Будучи тотальным, такой текст в принципе не может быть сведен к чему-то, что находилось бы за его границами и не принадлежало бы к его всеобъемлющему смыслу (это не означает, что у тотального тюремного текста нет идейных и стилистических предшественников). Он всецело аксиоматичен и сам являет собой свой высший суд. Сотворенный или задуманный в подземных недрах выморочного, изнаночного существования — в черной дыре антижизни, где-то возле нар, параши и блатарей с вертухаями, — он несет в себе абсолютную истину о пребывающем наверху «свободном мире» и предлагает различные, но всегда единственные способы обустройства последнего. При этом считается, что мир вне тюрьмы истомился без руководящих указаний. Оправдывая гипотетические ожидания, тюремный текст нередко сообщает на волю сведения о том, как надо преобразовать оставленную без присмотра действительность. В частности, он любит создавать ее идеальные варианты, которые, конечно, никакими вариантами не являются, поскольку всякий раз воплощают в себе непререкаемую картину мира. Это, например, путь Кампанеллы с его «Городом Солнца», где специальный ящик для доносов (аналог его имелся в городах европейского Возрождения) дополняет упорядоченную систему половых сношений горожан.
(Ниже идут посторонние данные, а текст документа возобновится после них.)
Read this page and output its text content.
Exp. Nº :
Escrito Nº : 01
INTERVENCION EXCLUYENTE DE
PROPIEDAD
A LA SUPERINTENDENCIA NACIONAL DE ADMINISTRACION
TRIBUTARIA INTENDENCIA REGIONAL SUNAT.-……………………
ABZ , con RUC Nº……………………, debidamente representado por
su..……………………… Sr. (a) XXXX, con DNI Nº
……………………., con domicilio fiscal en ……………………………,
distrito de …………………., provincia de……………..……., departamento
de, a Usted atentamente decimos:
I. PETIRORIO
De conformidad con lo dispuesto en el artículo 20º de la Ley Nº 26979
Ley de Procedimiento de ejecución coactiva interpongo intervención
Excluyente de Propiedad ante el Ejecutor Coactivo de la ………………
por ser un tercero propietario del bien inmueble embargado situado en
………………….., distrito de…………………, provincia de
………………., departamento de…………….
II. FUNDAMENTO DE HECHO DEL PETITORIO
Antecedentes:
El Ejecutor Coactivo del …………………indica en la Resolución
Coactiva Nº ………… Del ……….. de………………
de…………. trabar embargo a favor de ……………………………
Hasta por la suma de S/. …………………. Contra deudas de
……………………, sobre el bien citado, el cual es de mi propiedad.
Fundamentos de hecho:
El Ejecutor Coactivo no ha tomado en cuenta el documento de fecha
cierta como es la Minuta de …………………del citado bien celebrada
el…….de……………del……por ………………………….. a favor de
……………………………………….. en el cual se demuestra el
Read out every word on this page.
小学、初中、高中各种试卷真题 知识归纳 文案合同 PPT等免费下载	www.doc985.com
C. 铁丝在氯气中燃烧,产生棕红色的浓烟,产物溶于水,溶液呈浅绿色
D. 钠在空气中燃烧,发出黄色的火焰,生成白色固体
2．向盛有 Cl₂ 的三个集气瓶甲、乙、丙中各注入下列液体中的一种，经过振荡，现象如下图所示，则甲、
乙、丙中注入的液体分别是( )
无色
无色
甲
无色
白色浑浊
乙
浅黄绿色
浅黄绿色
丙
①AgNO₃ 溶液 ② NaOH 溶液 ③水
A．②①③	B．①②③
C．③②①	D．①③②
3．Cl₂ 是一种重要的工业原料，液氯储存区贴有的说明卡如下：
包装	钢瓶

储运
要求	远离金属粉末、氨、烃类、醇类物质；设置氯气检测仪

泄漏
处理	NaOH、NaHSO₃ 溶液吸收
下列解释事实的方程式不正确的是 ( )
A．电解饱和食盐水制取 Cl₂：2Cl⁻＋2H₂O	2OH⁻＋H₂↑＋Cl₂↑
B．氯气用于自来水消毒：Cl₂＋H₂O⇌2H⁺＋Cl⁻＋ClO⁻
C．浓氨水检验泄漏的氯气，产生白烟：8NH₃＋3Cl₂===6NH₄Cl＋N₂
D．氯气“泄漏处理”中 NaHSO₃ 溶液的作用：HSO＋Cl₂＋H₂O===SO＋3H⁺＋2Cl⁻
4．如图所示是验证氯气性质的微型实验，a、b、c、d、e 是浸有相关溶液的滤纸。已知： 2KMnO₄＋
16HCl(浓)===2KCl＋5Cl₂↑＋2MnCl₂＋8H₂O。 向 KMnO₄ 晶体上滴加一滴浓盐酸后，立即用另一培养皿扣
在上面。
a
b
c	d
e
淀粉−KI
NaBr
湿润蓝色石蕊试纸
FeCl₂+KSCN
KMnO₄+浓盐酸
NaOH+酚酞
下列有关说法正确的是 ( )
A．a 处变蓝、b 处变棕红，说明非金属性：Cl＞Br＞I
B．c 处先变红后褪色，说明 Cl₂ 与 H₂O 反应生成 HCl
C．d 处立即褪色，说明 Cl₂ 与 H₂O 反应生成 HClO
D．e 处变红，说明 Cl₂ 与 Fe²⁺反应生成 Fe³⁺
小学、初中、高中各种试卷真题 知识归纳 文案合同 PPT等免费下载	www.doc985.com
Помимо ограниченных во времени и пространстве общественных утопий, тотальный тюремный текст тяготеет к правильному объяснению всего мироздания и всей мировой истории. Пожалуй, наиболее яркими образцами этого рода стали в XX веке «Роза мира» Даниила Андреева и семитомный «Христос» народовольца Николая Морозова — бессрочного шлиссельбургского сидельца, а потом почетного академика АН СССР (кроме Морозова этого звания удостоился, если не ошибаюсь, еще только Иосиф Сталин). Андреев был человеком пылким, но и смиренным. Он рассуждал об астральных предметах без гнева и пристрастия, в полном духовидческом согласии с собственной отщепенской участью, ни с кем не стремясь расквитаться в своем одиноком слове. В маниакальных же историко-астрономических писаниях иконоборца Морозова, как проницательно отметил читавший их в молодости Юрий Олеша, сквозит жгучая, страшная месть. Вы хотели сгноить меня в каменном мешке? Ну так получайте. Не было никакой вашей великой истории. Вся она длилась две жалкие тысячи лет. Да-да, вместе с Акрополями и Парфенонами, чей возраст бессовестно и невежественно преувеличен, дабы сочинить вам достославное прошлое, коего не было, не было, не было!!! По сравнению с великим отказом Морозова гумилевская ересь выглядит академически благочинной, но мстительная аутсайдерская закваска ощутима и в ней.

Тотальному тюремному тексту удается также конструирование возможных миров — гротескных, невероятных, сублимирующих накопленное вожделение. Возможные миры в подобных случаях успешно замещают так называемую реальность, объекты и ценности которой подвергаются веселому сексуальному надругательству. Тюрьму в этих произведениях разрушают до основания, но тюремный дух источают в процессе работы сами стенобитные орудия: как тонко выразился один философ, осквернение возможно только на фоне острого переживания того, что оскверняется. Больше всех преуспел на этом ниспровергательном поприще маркиз де Сад, однако элементы своеобразного «изнасилования» прослеживаются и в трактатах Морозова и Гумилева. Если в романах де Сада распутники-либертены фантастически изгаляются над несчастной Жюстиной, то у Морозова с Гумилевым сексуальные опыты производятся над телом всемирной истории — ее многочисленные пустоты и податливые темные места ритмично заполняются твердой и мстительной мыслью исследователей.